“……”
………
唐影被扔到了后座,铐着很难受,她抬眸看了眼把她外套捡起来的男人,上了车,把外套随意一扔,开车。
两分钟后。
唐影打了一个哆嗦,“警官,就算是不开暖气,也把窗户给关了吧,罪犯就没有人权了么?”

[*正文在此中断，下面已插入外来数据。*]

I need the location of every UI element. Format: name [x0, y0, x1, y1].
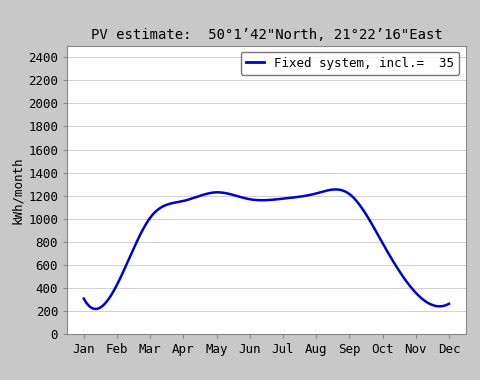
Legend: Fixed system, incl.=  35: Fixed system, incl.= 35 — [240, 52, 459, 75]
Title: PV estimate:  50°1’42"North, 21°22’16"East: PV estimate: 50°1’42"North, 21°22’16"Eas… — [91, 28, 442, 42]
Y-axis label: kWh/month: kWh/month — [11, 156, 24, 224]
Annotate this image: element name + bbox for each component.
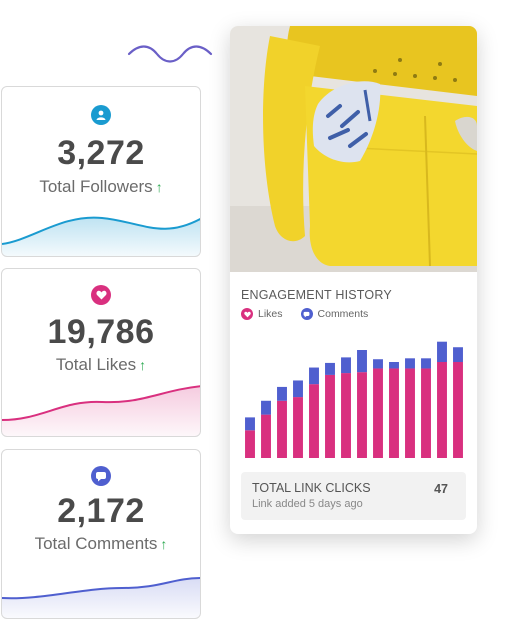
comment-icon (91, 466, 111, 486)
engagement-bar-chart (245, 341, 463, 458)
comments-card[interactable]: 2,172 Total Comments ↑ (1, 449, 201, 619)
bar-comments-12 (437, 341, 447, 362)
comments-sparkline (2, 577, 200, 618)
up-arrow-icon: ↑ (155, 179, 163, 195)
heart-icon (241, 308, 253, 320)
bar-comments-4 (309, 367, 319, 385)
followers-sparkline (2, 216, 200, 256)
bar-comments-8 (373, 359, 383, 369)
up-arrow-icon: ↑ (139, 357, 147, 373)
bar-comments-9 (389, 362, 399, 369)
bar-likes-7 (357, 372, 367, 458)
bar-comments-11 (421, 358, 431, 369)
link-clicks-subtitle: Link added 5 days ago (252, 498, 363, 510)
bar-comments-1 (261, 400, 271, 415)
followers-label: Total Followers ↑ (39, 177, 163, 196)
bar-likes-1 (261, 414, 271, 458)
bar-comments-0 (245, 417, 255, 431)
comment-icon (300, 308, 313, 320)
bar-likes-5 (325, 374, 335, 458)
legend-comments[interactable]: Comments (300, 308, 369, 320)
yellow-sofa-photo (230, 26, 477, 272)
bar-likes-13 (453, 362, 463, 458)
bar-comments-13 (453, 347, 463, 362)
engagement-card: ENGAGEMENT HISTORY Likes Comments TOTAL … (230, 26, 477, 534)
bar-likes-11 (421, 368, 431, 458)
followers-value: 3,272 (57, 134, 145, 172)
chart-legend: Likes Comments (241, 308, 368, 320)
followers-card[interactable]: 3,272 Total Followers ↑ (1, 86, 201, 257)
bar-comments-7 (357, 350, 367, 373)
heart-icon (91, 285, 111, 305)
bar-likes-10 (405, 368, 415, 458)
bar-likes-9 (389, 368, 399, 458)
bar-likes-6 (341, 373, 351, 458)
bar-comments-2 (277, 386, 287, 401)
decorative-squiggle (127, 45, 213, 63)
legend-comments-label: Comments (317, 308, 369, 320)
bar-likes-8 (373, 368, 383, 458)
bar-comments-5 (325, 362, 335, 375)
comments-value: 2,172 (57, 492, 145, 530)
legend-likes[interactable]: Likes (241, 308, 283, 320)
bar-likes-3 (293, 397, 303, 458)
bar-likes-12 (437, 362, 447, 458)
bar-comments-10 (405, 358, 415, 369)
link-clicks-title: TOTAL LINK CLICKS (252, 481, 371, 495)
engagement-history-title: ENGAGEMENT HISTORY (241, 288, 392, 302)
bar-likes-4 (309, 384, 319, 458)
likes-card[interactable]: 19,786 Total Likes ↑ (1, 268, 201, 437)
user-icon (91, 105, 111, 125)
total-link-clicks-panel[interactable]: TOTAL LINK CLICKS Link added 5 days ago … (241, 472, 466, 520)
comments-label: Total Comments ↑ (34, 534, 168, 553)
up-arrow-icon: ↑ (160, 536, 168, 552)
link-clicks-count: 47 (434, 482, 448, 496)
likes-sparkline (2, 385, 200, 436)
bar-likes-2 (277, 400, 287, 458)
legend-likes-label: Likes (258, 308, 283, 320)
likes-value: 19,786 (47, 313, 155, 351)
likes-label: Total Likes ↑ (55, 355, 147, 374)
bar-likes-0 (245, 430, 255, 458)
bar-comments-6 (341, 357, 351, 374)
bar-comments-3 (293, 380, 303, 398)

盛何遇升车窗,朝着后视镜瞄了一眼她,冷了眯起了眼晴。他深幽的眸绽出一抹笑,“唐小姐之前玩过枪?”
“没有。”
“拨枪的速度以及握枪的姿势,非常熟练。如果我是你仇人,我已经死在你手上。”
“是啊,那得问你自己啊,缺女人缺到有女人一碰你,你就恍惚,我不过就是摸了一把你的腰而已,你是不是很饥渴?”
“……”盛何遇眸光潋滟,“不要避重就轻。”
“我真没玩过枪。”
“说谎一般有两种,闪烁其词,不敢看对方,这是低级撒谎。还有一种比较高级,看着对方的眼晴非常镇定的否认一切指控,而且在她说这话时,她的眼晴一定不会眨。因为她要用这种镇定做一个让对方‘我很坦然’的假象。”
唐影噗嗤,笑了出来,两排洁白的牙齿露出。